I was conversing with a friend recently who had also experienced a protracted trauma. While our tragedies were starkly different, our pursuit towards healing is very much the same: a perpetual desire to be better, become better, have better. I don't know if this friend has realized this, but I hope it is realized. There must always be a commitment to not stop moving forward. If there is one thing I learned in physics, it's that an object in motion stays in motion tends to stay in motion. Movement towards betterment must never cease.
In this discussion, like many times before, I wondered how can there be joy when a person has so much right to never feel it again. It dawned on me then, joy is a muscle.
Some people are born with joy like some people are born with muscle. They don’t have to work very hard to obtain much. Others have to practice hard in order to obtain any at all. Both, in order to maintain new muscle, have to remain disciplined and put into practice the muscle they do have to build new muscle.
If the builder were to stumble or become sick, where s/he could not practice, s/he would begin to loose mass and muscle. However, it is not lost. There may be a setback, but it is not gone forever. A return back to training will return the person back to where they once were. (Or maybe it is better they not return to where they were before the sickness/injury/setback. Maybe they are at someplace better so they don't return to the sickness/injury/setback).
If the weight trainer were to look at his or her loss of muscle definition and say all is lost and cannot regain what I had lost, who of us would say to that person, how foolish you are. Return back to training and you can and will regain what you lost, or something new.

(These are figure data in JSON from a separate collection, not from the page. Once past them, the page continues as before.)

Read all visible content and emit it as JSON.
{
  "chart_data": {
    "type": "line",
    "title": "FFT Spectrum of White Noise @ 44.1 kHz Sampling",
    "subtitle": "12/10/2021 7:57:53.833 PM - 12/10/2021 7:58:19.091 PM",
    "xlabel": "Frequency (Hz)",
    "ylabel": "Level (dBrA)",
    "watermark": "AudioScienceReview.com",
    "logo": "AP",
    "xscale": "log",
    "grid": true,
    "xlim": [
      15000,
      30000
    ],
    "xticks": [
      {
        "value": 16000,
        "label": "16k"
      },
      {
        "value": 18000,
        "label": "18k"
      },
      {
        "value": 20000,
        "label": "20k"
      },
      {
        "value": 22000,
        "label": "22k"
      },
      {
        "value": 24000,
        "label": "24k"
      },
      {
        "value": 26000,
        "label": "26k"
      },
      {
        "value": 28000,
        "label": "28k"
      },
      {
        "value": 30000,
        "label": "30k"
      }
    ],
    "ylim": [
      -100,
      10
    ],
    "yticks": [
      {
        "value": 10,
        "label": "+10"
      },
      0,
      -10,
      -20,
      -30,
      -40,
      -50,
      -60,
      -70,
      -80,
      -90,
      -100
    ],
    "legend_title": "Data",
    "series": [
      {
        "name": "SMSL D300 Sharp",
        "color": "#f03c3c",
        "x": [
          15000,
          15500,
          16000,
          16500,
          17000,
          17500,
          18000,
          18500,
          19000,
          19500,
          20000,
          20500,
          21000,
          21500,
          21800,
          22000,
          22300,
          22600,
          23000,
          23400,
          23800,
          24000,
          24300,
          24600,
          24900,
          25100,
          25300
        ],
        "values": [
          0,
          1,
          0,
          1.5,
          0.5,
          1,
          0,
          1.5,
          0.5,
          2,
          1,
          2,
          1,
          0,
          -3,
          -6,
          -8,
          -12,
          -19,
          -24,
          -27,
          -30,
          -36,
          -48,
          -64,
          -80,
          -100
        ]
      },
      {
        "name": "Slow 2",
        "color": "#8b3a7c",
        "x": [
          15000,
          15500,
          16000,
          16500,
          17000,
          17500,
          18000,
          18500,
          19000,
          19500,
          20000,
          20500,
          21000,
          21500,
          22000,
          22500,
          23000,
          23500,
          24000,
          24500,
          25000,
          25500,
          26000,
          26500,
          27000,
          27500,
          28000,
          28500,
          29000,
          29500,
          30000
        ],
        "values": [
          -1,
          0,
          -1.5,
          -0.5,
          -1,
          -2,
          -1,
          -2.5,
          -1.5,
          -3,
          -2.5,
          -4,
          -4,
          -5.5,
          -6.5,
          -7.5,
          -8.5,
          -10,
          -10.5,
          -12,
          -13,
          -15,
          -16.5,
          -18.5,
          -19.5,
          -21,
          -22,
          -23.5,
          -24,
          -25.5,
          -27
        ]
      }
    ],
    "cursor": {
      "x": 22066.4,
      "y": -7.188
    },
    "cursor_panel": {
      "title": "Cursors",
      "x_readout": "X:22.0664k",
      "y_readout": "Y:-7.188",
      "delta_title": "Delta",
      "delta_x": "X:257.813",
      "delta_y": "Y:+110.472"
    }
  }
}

I have failed to view joy in the same light.
I will forever be jealous of the natural ability of those who can find joy and spread joy, have joy and be joy. However, that does not diminish the joy I have and can have and will have. Just because one muscle builder has more muscle than I do, does not mean I have no muscle.
Anyone who has experienced deep loss and deep betrayal have every right to the sorrow and disappointment they feel. I have felt many times there can never be joy after this. However, I believe if we chose to pursue joy, we will have it.
After learning how to bench for the first time - I noticed something. Fatigue happens when we use muscles. Sometimes in my pursuit of a joy, I feel fatigued. But I need to remember that it is a daily discipline. And each day I apply myself, the stronger I become.
How do we pursue joy? By recognizing it where it exists. Small victories, focusing on the good things in our life daily. Perhaps it's as small as one person saying hello to you with a smile. It is good. Pursue it, and be that which you are pursuing.
Not very deep today, but simple is good is sometimes.